Inject 1 μL of the reference solution six times. The assay is not valid unless the resolution between the peaks due to ifosfamide and to ethyl parahydroxybenzoate is not less than 6.0 and the relative standard deviation of the peak area for ifosfamide is at most 2.0 per cent.
Inject 1 μL of the test solution. Calculate the percentage content of C7H15Cl2N2O2P from the area of the corresponding peak in the chromatogram obtained and the declared content of ifosfamide CRS.
STORAGE
Store in an airtight container.
IMPURITIES
Test A for related substances A, B, C, D.

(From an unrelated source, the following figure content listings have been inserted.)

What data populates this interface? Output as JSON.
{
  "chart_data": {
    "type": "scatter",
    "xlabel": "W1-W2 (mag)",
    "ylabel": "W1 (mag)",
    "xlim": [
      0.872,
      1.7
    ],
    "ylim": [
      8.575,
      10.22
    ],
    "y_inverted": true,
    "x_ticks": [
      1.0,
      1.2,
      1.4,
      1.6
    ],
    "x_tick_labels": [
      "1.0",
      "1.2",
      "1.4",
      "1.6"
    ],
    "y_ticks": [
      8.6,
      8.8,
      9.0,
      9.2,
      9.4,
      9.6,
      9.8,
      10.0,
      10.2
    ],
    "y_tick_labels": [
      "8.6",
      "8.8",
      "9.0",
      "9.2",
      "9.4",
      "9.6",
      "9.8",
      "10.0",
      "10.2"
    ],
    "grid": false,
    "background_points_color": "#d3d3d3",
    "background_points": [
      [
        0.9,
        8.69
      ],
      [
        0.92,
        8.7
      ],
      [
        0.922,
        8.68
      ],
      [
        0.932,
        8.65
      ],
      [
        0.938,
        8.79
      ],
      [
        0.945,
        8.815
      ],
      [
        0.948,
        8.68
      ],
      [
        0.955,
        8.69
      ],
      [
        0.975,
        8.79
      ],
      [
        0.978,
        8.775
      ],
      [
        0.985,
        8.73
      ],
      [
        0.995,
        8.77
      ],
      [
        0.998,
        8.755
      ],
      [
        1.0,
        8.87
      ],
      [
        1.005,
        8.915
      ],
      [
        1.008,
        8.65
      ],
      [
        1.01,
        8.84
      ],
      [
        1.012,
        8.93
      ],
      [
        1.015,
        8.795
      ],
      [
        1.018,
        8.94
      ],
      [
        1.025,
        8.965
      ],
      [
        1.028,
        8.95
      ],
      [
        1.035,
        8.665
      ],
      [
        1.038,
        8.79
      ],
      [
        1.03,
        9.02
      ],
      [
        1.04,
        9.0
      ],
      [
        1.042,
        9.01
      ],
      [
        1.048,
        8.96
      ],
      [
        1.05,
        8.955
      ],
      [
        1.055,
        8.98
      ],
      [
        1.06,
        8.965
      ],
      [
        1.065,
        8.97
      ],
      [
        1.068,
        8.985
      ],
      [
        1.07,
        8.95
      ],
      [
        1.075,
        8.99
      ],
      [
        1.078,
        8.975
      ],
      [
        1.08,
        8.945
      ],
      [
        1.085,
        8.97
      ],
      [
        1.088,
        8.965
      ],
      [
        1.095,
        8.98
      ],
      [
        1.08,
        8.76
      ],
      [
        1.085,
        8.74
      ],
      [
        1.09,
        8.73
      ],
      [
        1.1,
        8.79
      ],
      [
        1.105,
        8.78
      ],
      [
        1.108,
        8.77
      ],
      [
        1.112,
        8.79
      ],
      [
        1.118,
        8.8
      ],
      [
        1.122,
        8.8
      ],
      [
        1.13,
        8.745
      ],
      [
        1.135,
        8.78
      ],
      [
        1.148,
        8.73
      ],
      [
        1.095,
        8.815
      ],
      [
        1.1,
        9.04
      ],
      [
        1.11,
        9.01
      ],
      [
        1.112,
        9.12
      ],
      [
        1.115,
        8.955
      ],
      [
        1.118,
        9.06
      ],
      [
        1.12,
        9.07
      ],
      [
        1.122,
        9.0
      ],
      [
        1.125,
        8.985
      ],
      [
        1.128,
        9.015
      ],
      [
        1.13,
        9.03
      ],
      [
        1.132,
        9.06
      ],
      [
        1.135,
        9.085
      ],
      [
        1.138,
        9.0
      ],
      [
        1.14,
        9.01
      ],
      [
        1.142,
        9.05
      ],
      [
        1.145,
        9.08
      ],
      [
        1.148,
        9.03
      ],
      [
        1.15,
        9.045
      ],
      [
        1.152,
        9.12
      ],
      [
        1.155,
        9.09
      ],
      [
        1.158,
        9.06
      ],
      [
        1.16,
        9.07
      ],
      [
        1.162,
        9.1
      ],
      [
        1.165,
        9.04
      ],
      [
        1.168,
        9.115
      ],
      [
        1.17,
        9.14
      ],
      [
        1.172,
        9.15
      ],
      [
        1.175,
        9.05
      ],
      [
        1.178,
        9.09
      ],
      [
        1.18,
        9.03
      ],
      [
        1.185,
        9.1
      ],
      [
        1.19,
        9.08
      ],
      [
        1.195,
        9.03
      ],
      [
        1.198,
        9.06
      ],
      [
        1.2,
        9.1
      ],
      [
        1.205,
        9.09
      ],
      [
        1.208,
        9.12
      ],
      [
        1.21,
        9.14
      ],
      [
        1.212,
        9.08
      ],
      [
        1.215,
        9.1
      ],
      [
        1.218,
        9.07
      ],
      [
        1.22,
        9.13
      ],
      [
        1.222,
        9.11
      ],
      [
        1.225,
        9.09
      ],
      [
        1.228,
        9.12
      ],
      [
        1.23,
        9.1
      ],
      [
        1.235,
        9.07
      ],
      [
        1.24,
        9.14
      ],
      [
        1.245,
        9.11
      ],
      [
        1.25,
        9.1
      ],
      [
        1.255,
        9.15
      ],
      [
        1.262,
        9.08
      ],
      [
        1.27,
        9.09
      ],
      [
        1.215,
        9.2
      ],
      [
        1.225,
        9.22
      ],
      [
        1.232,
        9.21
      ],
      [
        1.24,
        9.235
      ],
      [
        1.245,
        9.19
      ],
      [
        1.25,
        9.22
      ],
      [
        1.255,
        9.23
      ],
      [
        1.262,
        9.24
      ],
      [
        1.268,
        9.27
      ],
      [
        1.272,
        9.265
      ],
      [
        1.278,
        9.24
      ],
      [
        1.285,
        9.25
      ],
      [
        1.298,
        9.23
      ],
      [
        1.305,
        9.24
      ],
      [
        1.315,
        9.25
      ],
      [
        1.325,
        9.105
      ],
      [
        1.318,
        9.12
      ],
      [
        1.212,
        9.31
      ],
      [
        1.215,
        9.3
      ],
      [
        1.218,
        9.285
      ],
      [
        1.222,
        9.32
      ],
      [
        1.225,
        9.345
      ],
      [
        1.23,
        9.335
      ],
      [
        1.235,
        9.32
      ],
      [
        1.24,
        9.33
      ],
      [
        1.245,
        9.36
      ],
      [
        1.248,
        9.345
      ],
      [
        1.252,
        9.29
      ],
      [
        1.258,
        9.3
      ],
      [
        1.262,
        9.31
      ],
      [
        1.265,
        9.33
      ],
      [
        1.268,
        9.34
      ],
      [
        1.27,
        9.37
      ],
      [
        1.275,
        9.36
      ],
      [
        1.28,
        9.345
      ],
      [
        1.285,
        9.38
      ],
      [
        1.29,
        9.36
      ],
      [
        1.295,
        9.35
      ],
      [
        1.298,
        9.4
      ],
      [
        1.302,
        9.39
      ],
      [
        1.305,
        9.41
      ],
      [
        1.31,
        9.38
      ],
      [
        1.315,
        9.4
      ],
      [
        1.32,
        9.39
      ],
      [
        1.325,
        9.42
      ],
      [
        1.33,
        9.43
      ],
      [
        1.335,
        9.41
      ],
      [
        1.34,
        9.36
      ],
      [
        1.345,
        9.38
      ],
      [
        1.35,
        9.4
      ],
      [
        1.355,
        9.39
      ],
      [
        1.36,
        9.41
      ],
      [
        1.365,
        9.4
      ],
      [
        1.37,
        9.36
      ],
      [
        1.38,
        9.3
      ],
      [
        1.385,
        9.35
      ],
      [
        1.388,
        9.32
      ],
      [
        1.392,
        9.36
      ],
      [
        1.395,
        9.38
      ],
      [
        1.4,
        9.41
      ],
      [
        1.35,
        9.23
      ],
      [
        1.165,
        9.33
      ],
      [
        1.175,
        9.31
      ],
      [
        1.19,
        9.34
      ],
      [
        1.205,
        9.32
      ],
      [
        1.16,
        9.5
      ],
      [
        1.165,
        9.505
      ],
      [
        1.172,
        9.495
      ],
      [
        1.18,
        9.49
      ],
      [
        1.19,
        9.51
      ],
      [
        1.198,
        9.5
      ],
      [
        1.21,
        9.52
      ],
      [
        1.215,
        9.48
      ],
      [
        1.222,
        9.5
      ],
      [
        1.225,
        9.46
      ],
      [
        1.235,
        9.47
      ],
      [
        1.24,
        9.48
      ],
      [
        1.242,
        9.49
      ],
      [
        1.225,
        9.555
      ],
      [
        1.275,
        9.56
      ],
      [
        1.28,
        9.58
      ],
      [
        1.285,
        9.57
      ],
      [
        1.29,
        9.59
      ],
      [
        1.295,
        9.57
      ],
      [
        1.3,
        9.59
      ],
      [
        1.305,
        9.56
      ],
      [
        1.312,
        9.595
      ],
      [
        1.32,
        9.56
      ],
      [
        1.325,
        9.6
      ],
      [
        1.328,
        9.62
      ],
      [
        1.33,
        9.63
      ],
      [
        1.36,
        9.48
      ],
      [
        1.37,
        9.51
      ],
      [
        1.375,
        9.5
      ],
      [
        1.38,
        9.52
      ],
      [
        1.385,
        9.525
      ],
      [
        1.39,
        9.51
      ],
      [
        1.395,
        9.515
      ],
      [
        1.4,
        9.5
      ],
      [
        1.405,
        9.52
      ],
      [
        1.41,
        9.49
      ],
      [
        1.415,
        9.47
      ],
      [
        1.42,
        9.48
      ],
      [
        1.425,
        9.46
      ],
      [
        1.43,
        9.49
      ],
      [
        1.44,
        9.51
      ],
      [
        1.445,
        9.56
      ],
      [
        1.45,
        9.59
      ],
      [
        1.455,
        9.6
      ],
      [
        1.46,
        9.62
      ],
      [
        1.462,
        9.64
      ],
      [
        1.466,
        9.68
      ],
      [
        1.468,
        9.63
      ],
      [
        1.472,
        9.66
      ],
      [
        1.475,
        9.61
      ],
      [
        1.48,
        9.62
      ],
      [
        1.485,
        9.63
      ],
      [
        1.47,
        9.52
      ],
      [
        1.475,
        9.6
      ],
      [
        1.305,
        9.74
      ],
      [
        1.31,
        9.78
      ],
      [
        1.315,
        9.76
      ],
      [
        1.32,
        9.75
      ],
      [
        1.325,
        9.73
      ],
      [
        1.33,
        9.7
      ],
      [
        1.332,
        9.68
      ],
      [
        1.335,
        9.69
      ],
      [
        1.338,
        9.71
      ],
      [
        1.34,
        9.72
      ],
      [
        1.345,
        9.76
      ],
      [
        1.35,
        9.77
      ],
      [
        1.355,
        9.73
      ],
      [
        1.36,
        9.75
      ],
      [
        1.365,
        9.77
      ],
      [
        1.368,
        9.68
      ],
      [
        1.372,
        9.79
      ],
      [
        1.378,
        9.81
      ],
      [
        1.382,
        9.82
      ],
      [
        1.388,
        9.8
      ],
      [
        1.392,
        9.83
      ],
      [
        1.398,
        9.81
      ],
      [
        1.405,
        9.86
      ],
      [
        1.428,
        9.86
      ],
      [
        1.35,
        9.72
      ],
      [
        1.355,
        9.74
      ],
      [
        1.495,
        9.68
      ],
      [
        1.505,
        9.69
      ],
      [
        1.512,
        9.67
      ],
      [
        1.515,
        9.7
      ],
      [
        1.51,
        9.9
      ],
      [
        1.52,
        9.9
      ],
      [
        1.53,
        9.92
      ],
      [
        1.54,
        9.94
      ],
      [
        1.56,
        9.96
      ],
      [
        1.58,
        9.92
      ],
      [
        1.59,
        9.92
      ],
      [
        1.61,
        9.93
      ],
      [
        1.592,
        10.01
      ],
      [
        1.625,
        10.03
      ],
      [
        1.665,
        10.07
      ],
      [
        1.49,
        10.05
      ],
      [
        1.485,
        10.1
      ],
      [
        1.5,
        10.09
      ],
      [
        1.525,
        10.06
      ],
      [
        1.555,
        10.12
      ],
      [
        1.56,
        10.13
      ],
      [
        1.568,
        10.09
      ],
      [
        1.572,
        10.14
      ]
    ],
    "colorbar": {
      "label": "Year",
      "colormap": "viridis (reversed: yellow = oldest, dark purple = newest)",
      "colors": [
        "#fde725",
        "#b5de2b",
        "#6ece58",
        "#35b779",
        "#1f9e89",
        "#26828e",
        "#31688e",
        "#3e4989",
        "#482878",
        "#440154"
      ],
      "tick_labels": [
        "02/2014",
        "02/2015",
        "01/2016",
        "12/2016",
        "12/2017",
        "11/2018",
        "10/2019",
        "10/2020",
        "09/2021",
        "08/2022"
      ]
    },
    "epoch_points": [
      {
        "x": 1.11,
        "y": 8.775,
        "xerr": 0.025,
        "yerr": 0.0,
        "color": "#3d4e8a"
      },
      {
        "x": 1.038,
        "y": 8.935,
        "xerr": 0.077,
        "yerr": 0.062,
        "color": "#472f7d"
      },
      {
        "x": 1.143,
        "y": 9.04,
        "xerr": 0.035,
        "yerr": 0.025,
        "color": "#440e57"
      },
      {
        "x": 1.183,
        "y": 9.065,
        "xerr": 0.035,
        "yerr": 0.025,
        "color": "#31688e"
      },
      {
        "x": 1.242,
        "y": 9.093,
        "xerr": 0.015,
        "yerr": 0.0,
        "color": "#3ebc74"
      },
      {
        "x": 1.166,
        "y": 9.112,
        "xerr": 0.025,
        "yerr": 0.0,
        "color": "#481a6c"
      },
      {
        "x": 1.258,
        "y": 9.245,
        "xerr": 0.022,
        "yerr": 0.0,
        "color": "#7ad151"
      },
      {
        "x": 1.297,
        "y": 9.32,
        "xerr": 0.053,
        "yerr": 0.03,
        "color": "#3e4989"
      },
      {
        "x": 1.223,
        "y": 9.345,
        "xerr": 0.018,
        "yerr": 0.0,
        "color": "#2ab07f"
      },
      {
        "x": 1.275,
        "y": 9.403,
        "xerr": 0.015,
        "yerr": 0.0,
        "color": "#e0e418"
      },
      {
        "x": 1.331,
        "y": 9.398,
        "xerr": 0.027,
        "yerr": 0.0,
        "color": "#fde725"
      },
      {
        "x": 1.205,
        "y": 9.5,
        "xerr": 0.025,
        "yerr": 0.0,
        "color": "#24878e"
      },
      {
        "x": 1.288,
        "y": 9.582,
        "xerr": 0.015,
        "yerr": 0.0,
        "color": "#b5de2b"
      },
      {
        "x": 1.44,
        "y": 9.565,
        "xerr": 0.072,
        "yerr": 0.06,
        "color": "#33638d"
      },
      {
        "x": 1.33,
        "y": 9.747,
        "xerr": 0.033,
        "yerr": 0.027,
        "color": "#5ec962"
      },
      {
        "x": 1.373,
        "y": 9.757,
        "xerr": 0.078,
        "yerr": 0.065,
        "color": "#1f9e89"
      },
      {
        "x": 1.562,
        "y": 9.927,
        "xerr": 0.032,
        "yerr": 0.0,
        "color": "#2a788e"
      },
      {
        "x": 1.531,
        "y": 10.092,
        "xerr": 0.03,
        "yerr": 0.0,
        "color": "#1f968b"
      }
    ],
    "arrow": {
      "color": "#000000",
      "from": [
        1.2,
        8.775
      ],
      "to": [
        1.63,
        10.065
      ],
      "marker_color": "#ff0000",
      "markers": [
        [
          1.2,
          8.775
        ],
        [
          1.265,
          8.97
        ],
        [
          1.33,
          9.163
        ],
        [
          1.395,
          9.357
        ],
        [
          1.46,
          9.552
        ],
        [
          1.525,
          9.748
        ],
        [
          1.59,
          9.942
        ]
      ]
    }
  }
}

Test B for related substances E, F.
Specified impurities A, B, C, E, F.
Other detectable impurities (the following substances would, if present at a sufficient level, be detected by one or other of the tests in the monograph. They are limited by the general acceptance criterion for other/unspecified impurities and/or by the general monograph Substances for pharmaceutical use (2034). It is therefore not necessary to identify these impurities for demonstration of compliance. See also 5.10. Control of impurities in substances for pharmaceutical use) D.
A. 3-[(2-chloroethyl)amino]propyl dihydrogen phosphate,
B. bis[3-[(2-chloroethyl)amino]propyl] dihydrogen diphosphate,
C. 2-chloroethanamine,
D. 2-aminoethanol.
E. 3-chloro-N-(2-chloroethyl)propan-1-amine,
F. (RS)-2-chloro-3-(2-chloroethyl)-1,3,2-oxazaphosphinane 2-oxide.